CentiTrack: Towards Centimeter-Level Passive Gesture Tracking with Commodity WiFi
This work provides a more private, available, and reliable method for human-computer interaction through gesture awareness, which is beneficial for users without access to specialized hardware or who have privacy concerns.
This paper introduces CentiTrack, a system that achieves centimeter-level passive gesture tracking using only three off-the-shelf WiFi devices. It addresses the limitations of prior work by denoising Channel State Information (CSI) and employing PCA and MUSIC algorithms to estimate hand positions, achieving superior accuracy, sensing range, and cost-effectiveness compared to state-of-the-art methods.
Gesture awareness plays a crucial role in promoting human-computer interface. Previous works either depend on customized hardware or need a priori learning of wireless signal patterns, facing downsides in terms of the privacy concern, availability and reliability. In this paper, we propose CentiTrack, the first centimeter-level passive gesture tracking system that works with only three commodityWiFi devices, without any extra hardware modifications or wearable sensors. To this end, we first identify the Channel State Information (CSI) measurement error sources in the physical layer process, and then denoise CSI by the complex ratio between adjacent antennas. Principal Component Analysis (PCA) is further adopted to separate the reflected signals from noises.
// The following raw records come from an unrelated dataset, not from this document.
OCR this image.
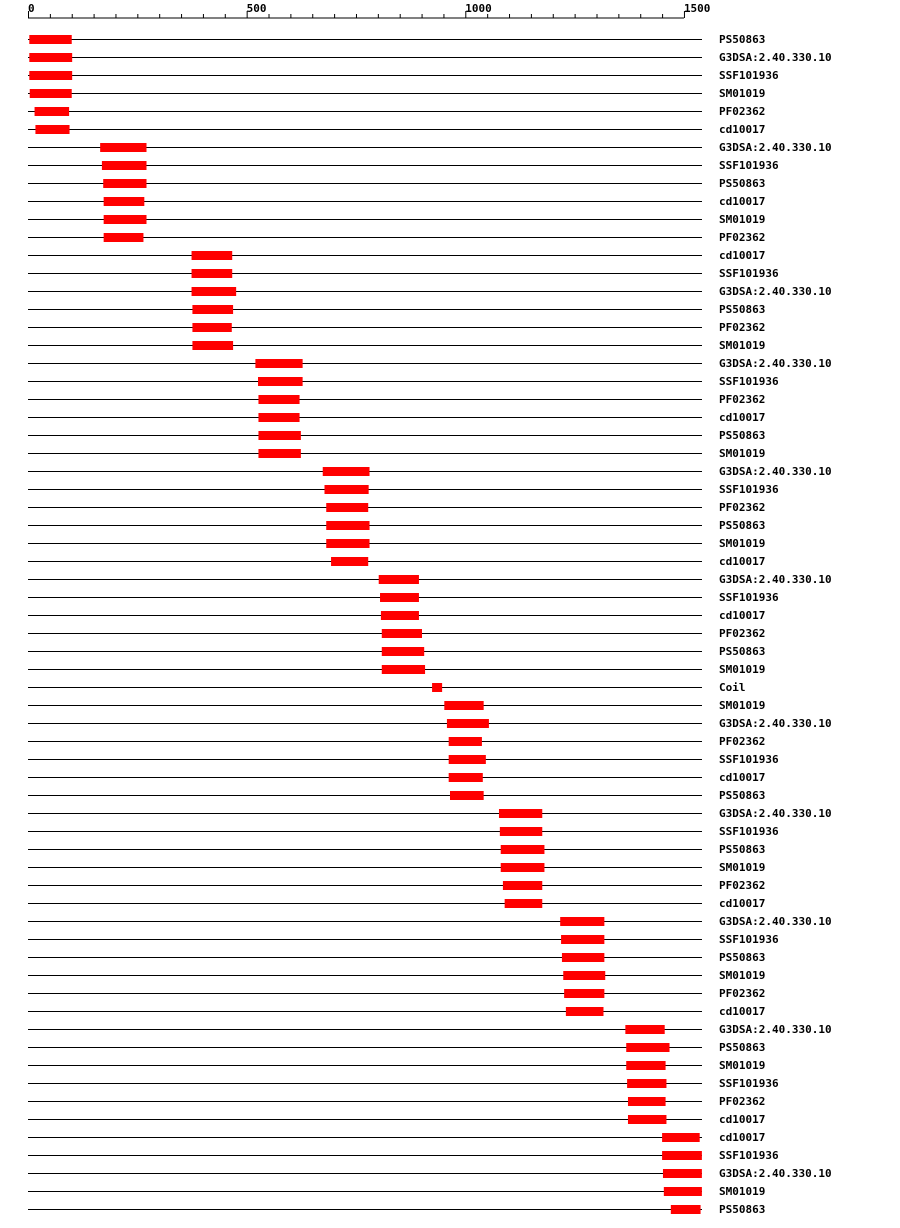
0	500	1000	1500
PS50863
G3DSA:2.40.330.10
SSF101936
SM01019
PF02362
cd10017
G3DSA:2.40.330.10
SSF101936
PS50863
cd10017
SM01019
PF02362
cd10017
SSF101936
G3DSA:2.40.330.10
PS50863
PF02362
SM01019
G3DSA:2.40.330.10
SSF101936
PF02362
cd10017
PS50863
SM01019
G3DSA:2.40.330.10
SSF101936
PF02362
PS50863
SM01019
cd10017
G3DSA:2.40.330.10
SSF101936
cd10017
PF02362
PS50863
SM01019
Coil
SM01019
G3DSA:2.40.330.10
PF02362
SSF101936
cd10017
PS50863
G3DSA:2.40.330.10
SSF101936
PS50863
SM01019
PF02362
cd10017
G3DSA:2.40.330.10
SSF101936
PS50863
SM01019
PF02362
cd10017
G3DSA:2.40.330.10
PS50863
SM01019
SSF101936
PF02362
cd10017
cd10017
SSF101936
G3DSA:2.40.330.10
SM01019
PS50863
Benchmark experiments are conducted to verify that the phase changes of denoised CSI are proportional to the length changes of dynamic path reflected off the hand. In addition, we adopt the Multiple Signal Classification (MUSIC) algorithm to estimate the Angle-of-Arrivals (AoAs) of dynamic paths, and then locate the initial position of hands with triangulation. We also propose a novel static componnets elimination algorithm for tracking correction by eliminating the components unrelated to motion. A prototype of CentiTrack is fully realized and evaluated in various real scenarios. Extensive experiments show that CentiTrack is superior in terms of tracking accuracy, sensing range and device cost, compared with the state-of-the-arts.